Uso de anti-inflamatórios sem orientação médica pode agravar doenças renais
- Redação Saúde Minuto
- 18/08/2025
- Saúde
Especialista alerta para os riscos do uso frequente de medicamentos como ibuprofeno e diclofenaco sem prescrição médica
Sabe aquele remédio que você toma indiscriminadamente para dor de cabeça? Pois é… no futuro, a dor de cabeça pode ser ainda maior.
Um estudo transversal realizado no Hospital das Clínicas da Universidade Federal de Pernambuco (UFPE) demonstrou que no Brasil 14,8% dos pacientes com doença renal crônica (DRC), doença caracterizada pela perda progressiva e irreversível da função renal, faziam uso de anti-inflamatórios não esteroides (AINEs), muitos por automedicação.
A automedicação é um problema crônico de saúde pública, já que grande parte da população não é suficientemente informada sobre os riscos do uso contínuo de alguns tipos de remédios vendidos livremente sem receita. Segundo dados do Conselho Federal de Farmácia, cerca de 9 em cada 10 brasileiros têm o hábito de se automedicar.
O uso indiscriminado de anti-inflamatórios não esteroides (AINEs), como ibuprofeno e diclofenaco, pode representar um risco significativo para a saúde dos rins. O alerta é do Dr. Bruno Biluca, nefrologista da Fenix Nefrologia, que chama a atenção para a necessidade de ampliar a conscientização sobre os efeitos colaterais desse grupo de medicamentos amplamente utilizado no Brasil e no mundo.
“Uma das principais responsabilidades do nosso trabalho é a prevenção de doenças renais crônicas, visando a redução de pacientes dependentes de terapia renal substitutiva.” afirma o nefrologista.
Os AINEs atuam reduzindo a inflamação e a dor, mas também interferem no fluxo sanguíneo renal, especialmente no glomérulo, a estrutura responsável pela filtração do sangue nos néfrons. “Os AINEs podem afetar essa estrutura ao reduzir o fluxo sanguíneo que chega ao glomérulo, prejudicando a filtração”, explica Dr.
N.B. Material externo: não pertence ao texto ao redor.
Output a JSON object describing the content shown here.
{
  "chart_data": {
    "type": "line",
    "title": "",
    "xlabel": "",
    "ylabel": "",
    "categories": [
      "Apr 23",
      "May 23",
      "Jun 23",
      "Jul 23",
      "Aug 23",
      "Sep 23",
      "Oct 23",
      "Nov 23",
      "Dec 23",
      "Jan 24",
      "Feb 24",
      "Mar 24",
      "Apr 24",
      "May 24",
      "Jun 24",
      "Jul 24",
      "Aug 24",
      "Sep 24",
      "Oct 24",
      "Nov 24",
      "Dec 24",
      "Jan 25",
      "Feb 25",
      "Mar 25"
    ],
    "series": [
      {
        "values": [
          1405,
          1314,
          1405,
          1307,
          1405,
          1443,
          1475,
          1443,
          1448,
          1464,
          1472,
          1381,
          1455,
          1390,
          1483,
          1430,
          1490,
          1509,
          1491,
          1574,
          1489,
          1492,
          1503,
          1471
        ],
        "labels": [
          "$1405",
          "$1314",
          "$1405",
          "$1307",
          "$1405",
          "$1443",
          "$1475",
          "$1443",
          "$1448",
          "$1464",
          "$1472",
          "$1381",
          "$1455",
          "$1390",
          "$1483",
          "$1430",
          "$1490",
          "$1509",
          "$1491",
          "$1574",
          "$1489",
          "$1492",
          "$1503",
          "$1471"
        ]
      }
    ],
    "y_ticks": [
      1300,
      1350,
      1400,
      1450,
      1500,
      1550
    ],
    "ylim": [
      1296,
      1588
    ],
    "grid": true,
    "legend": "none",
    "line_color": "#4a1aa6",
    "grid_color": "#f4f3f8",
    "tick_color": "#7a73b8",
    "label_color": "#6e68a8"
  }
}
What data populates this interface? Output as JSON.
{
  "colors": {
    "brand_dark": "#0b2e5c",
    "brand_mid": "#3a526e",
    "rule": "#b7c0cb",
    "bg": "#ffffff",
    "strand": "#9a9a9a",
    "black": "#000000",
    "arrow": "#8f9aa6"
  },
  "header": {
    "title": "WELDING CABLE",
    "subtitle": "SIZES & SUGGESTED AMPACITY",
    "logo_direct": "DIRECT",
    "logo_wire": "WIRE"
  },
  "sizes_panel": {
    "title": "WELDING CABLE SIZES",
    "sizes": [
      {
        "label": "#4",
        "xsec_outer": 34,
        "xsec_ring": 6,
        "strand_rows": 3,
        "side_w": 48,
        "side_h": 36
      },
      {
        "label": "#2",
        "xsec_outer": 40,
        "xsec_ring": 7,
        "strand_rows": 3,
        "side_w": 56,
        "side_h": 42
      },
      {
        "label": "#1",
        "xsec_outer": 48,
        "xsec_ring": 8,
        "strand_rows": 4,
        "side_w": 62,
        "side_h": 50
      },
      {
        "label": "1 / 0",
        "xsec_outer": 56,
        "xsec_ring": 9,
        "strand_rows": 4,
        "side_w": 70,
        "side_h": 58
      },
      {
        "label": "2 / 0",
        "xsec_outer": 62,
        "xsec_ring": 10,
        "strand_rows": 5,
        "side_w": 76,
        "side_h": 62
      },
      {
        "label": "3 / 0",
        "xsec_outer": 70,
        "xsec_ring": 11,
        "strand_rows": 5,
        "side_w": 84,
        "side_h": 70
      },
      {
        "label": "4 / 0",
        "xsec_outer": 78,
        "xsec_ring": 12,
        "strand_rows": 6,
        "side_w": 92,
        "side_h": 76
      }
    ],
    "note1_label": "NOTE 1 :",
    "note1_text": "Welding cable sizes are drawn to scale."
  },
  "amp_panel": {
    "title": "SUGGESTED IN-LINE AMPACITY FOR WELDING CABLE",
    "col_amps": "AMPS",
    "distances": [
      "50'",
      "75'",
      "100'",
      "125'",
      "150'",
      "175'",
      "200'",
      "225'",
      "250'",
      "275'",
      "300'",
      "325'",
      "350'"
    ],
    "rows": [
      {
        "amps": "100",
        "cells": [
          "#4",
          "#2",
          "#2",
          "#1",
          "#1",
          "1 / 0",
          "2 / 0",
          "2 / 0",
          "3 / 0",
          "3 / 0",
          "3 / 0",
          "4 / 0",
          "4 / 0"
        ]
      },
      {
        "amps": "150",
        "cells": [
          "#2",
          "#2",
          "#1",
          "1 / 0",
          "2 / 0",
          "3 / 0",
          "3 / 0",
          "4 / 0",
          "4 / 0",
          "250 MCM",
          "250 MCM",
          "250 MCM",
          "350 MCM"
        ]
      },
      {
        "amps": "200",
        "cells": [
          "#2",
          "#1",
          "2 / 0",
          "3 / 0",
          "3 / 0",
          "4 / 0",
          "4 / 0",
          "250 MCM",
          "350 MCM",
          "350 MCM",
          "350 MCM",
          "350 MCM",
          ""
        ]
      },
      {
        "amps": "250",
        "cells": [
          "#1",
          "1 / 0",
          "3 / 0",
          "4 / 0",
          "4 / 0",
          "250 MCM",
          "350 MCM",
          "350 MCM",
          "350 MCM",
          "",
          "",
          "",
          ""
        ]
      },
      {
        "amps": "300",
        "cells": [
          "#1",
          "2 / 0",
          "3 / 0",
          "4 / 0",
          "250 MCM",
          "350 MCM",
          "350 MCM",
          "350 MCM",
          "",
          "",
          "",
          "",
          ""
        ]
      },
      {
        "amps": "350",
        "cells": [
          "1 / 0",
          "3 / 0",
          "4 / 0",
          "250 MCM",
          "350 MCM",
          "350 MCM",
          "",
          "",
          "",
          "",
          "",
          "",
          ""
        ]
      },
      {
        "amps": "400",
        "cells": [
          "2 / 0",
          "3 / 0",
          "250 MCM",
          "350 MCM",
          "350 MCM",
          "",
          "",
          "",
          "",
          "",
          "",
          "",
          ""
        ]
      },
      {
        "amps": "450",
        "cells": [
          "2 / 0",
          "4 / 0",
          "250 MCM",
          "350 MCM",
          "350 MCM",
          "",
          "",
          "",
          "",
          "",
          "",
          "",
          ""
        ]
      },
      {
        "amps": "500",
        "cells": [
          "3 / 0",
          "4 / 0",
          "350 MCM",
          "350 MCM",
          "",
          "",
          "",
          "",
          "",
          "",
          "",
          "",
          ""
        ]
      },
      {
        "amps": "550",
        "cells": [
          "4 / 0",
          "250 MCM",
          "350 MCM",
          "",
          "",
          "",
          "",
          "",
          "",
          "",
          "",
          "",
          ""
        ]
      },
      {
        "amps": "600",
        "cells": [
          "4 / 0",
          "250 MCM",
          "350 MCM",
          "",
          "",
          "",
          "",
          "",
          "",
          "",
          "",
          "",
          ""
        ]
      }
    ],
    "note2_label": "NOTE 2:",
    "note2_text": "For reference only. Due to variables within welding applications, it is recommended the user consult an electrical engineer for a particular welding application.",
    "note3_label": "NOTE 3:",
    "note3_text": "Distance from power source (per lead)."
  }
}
Biluca.
Pessoas com fatores de risco, como idade avançada, hipertensão, diabetes, desidratação, uso de diuréticos ou inibidores da ECA/BRA, estão ainda mais vulneráveis aos efeitos adversos dos anti-inflamatórios.
“Por se tratar de medicamento que pode ser vendido sem prescrição médica, tendo como uma das principais indicações o tratamento de doenças osteomusculares, seria importante considerar a necessidade de maior controle sobre a venda desse grupo de medicação, além de amplas ações de educação em saúde sobre o tema para a população em geral”, conclui o médico.